On the other hand, you could have workers in the same role who dropped out of college or started their professional careers late, or are even switching careers late in life. These will obviously have a lower pay scale. If confidential, the difference in pay should not present a problem. But transparency can often cause conflicts where workers may perceive themselves as underpaid. And, as every manager knows, conflicts like these are never good for business.

Employees May Resent Public Wage and Salary Disclosure

It’s not always employers who want to keep wages and benefits confidential. Most employees still value privacy, and how much a person makes is often a sensitive topic at the best of times. Employees may resent their pay packages being made public for any number of reasons. They may be paid fairly but still feel embarrassed about what they make. Or they may earn more than they want people around them to know, and wouldn’t want to share that information with all and sundry.

Competitors Could Use This Info to Headhunt High-Performers

Certainly, the biggest danger to transparency is external, namely your competition. Businesses frequently use any legal (or sometimes gray area) edge they can over others in their niche. And nobody’s above making an offer to a competitor’s best performer.
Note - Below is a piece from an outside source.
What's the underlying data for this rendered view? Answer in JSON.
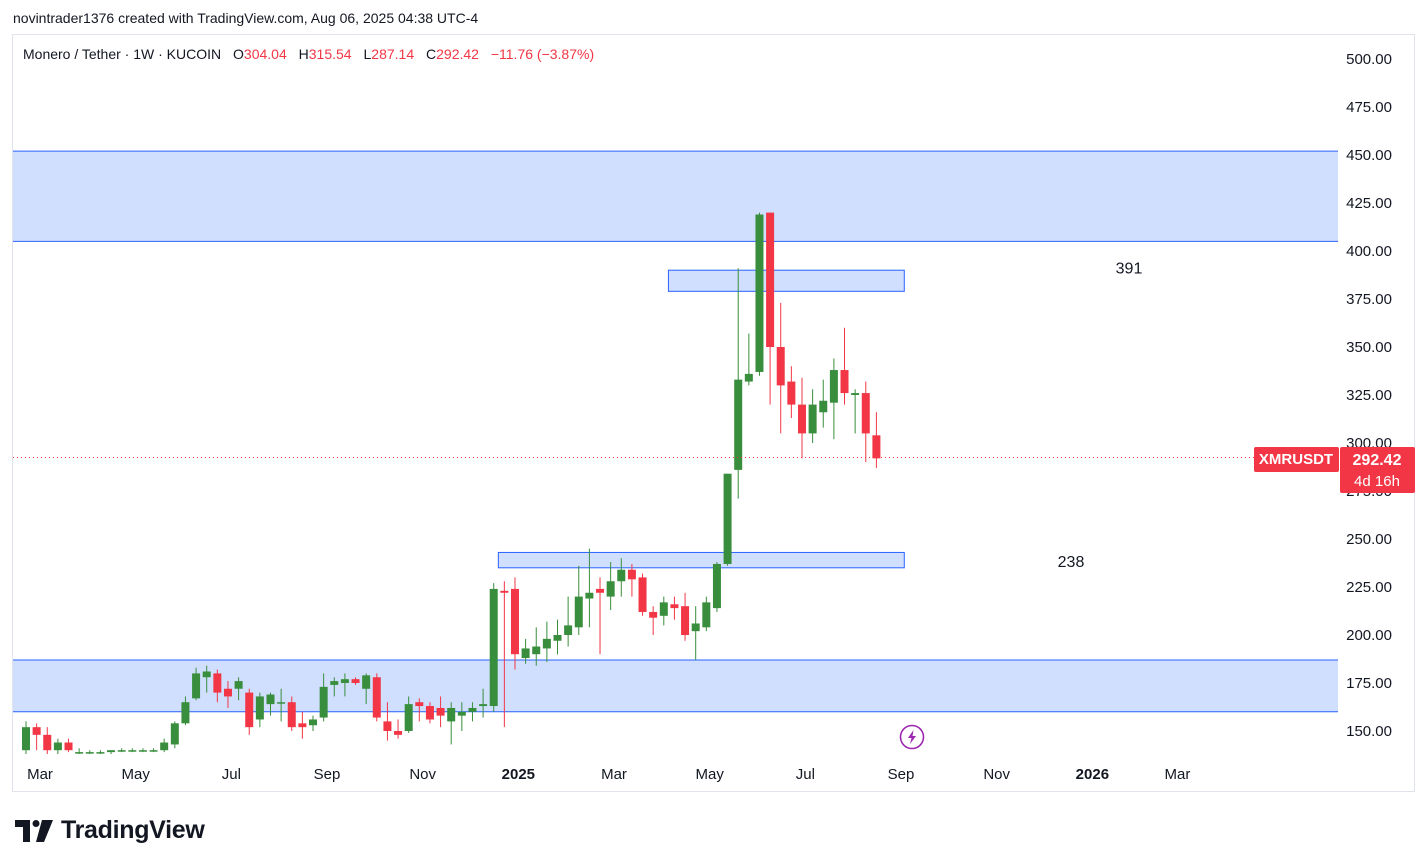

Transparent and publically accessible payroll information can potentially work against you in such settings. A competitor may be able to identify your highest performing workers based on their pay packages and bonus information. Knowing who to target (and what they’re currently making) is not the information you want to offer to headhunters and competing recruiters.

Frequently Asked Questions

Should performance reviews and salary be transparent?

Although transparency in compensation and benefits details is generally good for a business (see here), in certain cases, transparency may prove to be a legitimate concern. The degree of transparency will ultimately depend on several factors including the size and nature of your business, the demand for specific types of workers, and how saturated your niche is with competing businesses. For more information, scroll here.

Are employee salaries transparent for nonprofits?

Many governments do not require statutory disclosure from non-profit organizations, such as the SEC requires from all publically registered corporations. However, the lack of a profit motive does not exclude the fact that non-profit organizations still employ a significant part of any workforce, and will almost certainly have some payroll expenses.

At the same time, it can be argued that non-profit firms, especially those engaged in relief or uplift work, have a moral obligation to be more transparent than a corporation, legal requirements notwithstanding. Some degree of transparency may still be uniform, especially concerning formal presentations that explain how donations are used.